Monterey County Herald, Feb. 24th, 2009

     The worn sheet of paper is decorated with carefully traced squares that look like a calendar, with numbers in each corner. Every other square is shaded to look like a chess board.
     In assorted squares are smaller, taped squares with letters like KN, P, and B, some bold, some not, scattered throughout. The Ks rest evenly on opposite squares, across from one another.
     The sheet marks a year and a half of Paul Karrer's interaction with his former student "Rojelio" (not his real name), as the pair exchanged letters playing "prison chess" through the mail. The game began sometime in 2007, when Rojelio was serving time in Corcoran State Penitentiary.
     Really, the game began about 15 years earlier, when Karrer was a fifth-grade teacher at Castroville Elementary School and his young charge Rojelio took a keen interest in the game. Karrer had taught all of his students, but Rojelio was especially drawn to it.

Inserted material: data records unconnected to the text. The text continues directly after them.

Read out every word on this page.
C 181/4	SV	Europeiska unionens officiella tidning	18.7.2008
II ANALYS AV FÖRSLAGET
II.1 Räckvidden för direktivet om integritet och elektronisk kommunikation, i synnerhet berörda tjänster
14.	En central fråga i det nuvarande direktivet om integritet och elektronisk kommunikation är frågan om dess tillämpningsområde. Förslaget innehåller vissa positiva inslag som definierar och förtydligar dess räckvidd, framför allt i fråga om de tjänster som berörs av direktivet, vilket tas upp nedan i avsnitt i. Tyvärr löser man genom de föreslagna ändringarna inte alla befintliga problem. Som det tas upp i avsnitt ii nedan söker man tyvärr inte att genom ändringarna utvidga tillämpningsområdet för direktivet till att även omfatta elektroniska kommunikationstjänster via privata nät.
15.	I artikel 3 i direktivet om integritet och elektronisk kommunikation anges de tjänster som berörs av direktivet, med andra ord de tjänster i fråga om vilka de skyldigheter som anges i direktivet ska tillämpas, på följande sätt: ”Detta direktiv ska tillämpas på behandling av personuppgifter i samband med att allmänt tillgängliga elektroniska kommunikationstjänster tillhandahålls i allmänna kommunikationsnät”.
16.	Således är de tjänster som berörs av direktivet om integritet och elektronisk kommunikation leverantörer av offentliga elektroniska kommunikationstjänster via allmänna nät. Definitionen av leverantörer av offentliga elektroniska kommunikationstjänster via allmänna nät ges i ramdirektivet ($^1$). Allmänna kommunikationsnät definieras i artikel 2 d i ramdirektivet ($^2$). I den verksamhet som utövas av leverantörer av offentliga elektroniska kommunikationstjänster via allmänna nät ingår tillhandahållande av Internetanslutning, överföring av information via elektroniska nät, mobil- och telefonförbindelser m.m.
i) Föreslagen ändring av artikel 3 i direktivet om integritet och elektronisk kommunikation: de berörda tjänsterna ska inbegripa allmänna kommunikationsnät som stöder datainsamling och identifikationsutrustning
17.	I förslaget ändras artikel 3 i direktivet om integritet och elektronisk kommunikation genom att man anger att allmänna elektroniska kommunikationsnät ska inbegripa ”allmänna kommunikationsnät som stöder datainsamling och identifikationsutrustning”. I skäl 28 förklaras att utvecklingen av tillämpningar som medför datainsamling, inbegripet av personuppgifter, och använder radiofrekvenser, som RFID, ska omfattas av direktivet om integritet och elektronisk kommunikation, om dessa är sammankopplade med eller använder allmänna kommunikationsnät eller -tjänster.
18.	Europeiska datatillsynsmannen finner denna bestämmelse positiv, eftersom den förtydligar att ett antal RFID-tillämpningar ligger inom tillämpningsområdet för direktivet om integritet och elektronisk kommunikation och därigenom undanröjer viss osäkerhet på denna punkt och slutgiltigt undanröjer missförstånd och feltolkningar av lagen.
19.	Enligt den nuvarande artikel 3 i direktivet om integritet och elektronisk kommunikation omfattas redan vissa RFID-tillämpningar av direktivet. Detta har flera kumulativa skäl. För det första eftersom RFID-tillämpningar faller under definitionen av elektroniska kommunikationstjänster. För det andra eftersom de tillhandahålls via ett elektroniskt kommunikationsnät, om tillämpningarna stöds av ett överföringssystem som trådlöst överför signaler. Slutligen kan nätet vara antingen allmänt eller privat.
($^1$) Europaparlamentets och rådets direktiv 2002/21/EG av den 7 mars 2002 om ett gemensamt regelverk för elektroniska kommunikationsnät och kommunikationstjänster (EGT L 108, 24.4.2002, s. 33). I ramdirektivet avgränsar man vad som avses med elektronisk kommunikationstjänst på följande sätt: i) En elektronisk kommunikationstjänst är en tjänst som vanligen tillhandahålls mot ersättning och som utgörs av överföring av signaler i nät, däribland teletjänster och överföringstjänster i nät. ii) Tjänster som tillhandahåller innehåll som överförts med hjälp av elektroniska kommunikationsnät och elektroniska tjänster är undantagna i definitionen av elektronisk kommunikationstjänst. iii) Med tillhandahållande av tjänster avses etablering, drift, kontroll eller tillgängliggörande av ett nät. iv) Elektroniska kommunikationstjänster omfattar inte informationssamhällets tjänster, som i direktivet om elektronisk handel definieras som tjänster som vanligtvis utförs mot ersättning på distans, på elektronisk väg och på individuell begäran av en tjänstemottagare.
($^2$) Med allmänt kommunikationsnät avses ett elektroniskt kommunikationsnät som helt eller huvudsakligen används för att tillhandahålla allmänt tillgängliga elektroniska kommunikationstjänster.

     "He'd show up at my door at the end of the day, with his board and ask if we could play," remembered Karrer, sitting in a restaurant with Rojelio, a chess board set up between them. "Mind you, I was younger with a wife expecting our first child, and he would come up to me and it was just the cutest thing."
     Those were more innocent days, before the gang lifestyle and the bad decisions and the hard times all caught up with Rojelio.
     On Thursday, the pair will record a segment with "Story Corps," a National Public Radio program that explores stories of relationships.
     There is no word on if or when the piece might run.
     Now 25, Rojelio is three months out of the penitentiary. His head is clean shaven, and he sports matching tattoos behind each ear that extend the length of his thin neck. Chinese characters, translated they read as an ancient proverb.
     "Only death can set me free," he said, his tone easy as he explains the meaning.
     At age 13, Rojelio began his life of incarceration, convicted of 23 felonies. Among the charges were arson, battery and attempted murder.
     He graduated from the California Youth Authority to the penitentiary at age 16. Inside, he was placed in a solitary confinement wing, getting "23&1," meaning 23 hours of confinement and one hour outside.
     "Sometimes you didn't get the one," he said.
     On the inside, Rojelio retreated to the friendly confines of chess. He would challenge other inmates, winning noodles or candy bars in side bets and entering prison tournaments along the way.
     In the solitary confinement wing, he sat in a cell between mass murderer Charles Manson and Robert Kennedy's assassin, Sirhan Sirhan. He would play chess with each man, but it was hardly pleasant.
     "They would cheat a lot and argue," he said.
     It was Rojelio who first reached out to his former teacher, after his mother relayed a message that Karrer had asked about him during a chance meeting.
     The first few letters were simple pleasantries. Soon, Rojelio was sharing his personal experiences, his dark past. Karrer responded with words of hope and encouragement.
     Sometimes Rojelio's letters were intercepted and not sent at all. Eventually he took to smuggling out his correspondence.
     Rojelio suggested they play chess by mail. He drew up the board and pieces, similar to the ones prisoners use on the inside. They are not allowed to use real chess pieces.
     "Even with the plastic (pieces), you could melt them down and throw them in the toilet with some feces for a few days and make a little spear," he explained.
     Through chess, their bond has solidified.
     Despite the long time served, Rojelio is upbeat and carries himself with confidence. Karrer admires his charisma. The pair share a bond with Karrer the protective watcher and Rojelio the appreciative recipient of good will.
     Karrer worries about his former student. The pull of the gang lifestyle is great, and he knows Rojelio might be helpless against it.
     Rojelio, to his credit, has tried to look for the positive. He's measuring his steps, much like the game he loves playing.
     A recent night out presented one such test. Rojelio said he was at a bar when he ran into some prison guards who did him wrong on the inside.
     His instincts told him to strike quick, but then he assessed the situation.
     "If I would have made a wrong move, I would have lost my king," he reasoned. "I've got two strikes against me, I would have been charged with assaulting a peace officer. It wasn't worth it."
     Karrer hopes the best for his student, but knows it's up to Rojelio to make the right choices, regardless of Karrer influence.
     "In chess, like in his life, he evaluates a lot," said Karrer. "He knows it's all about how you use the pieces and the moves you make."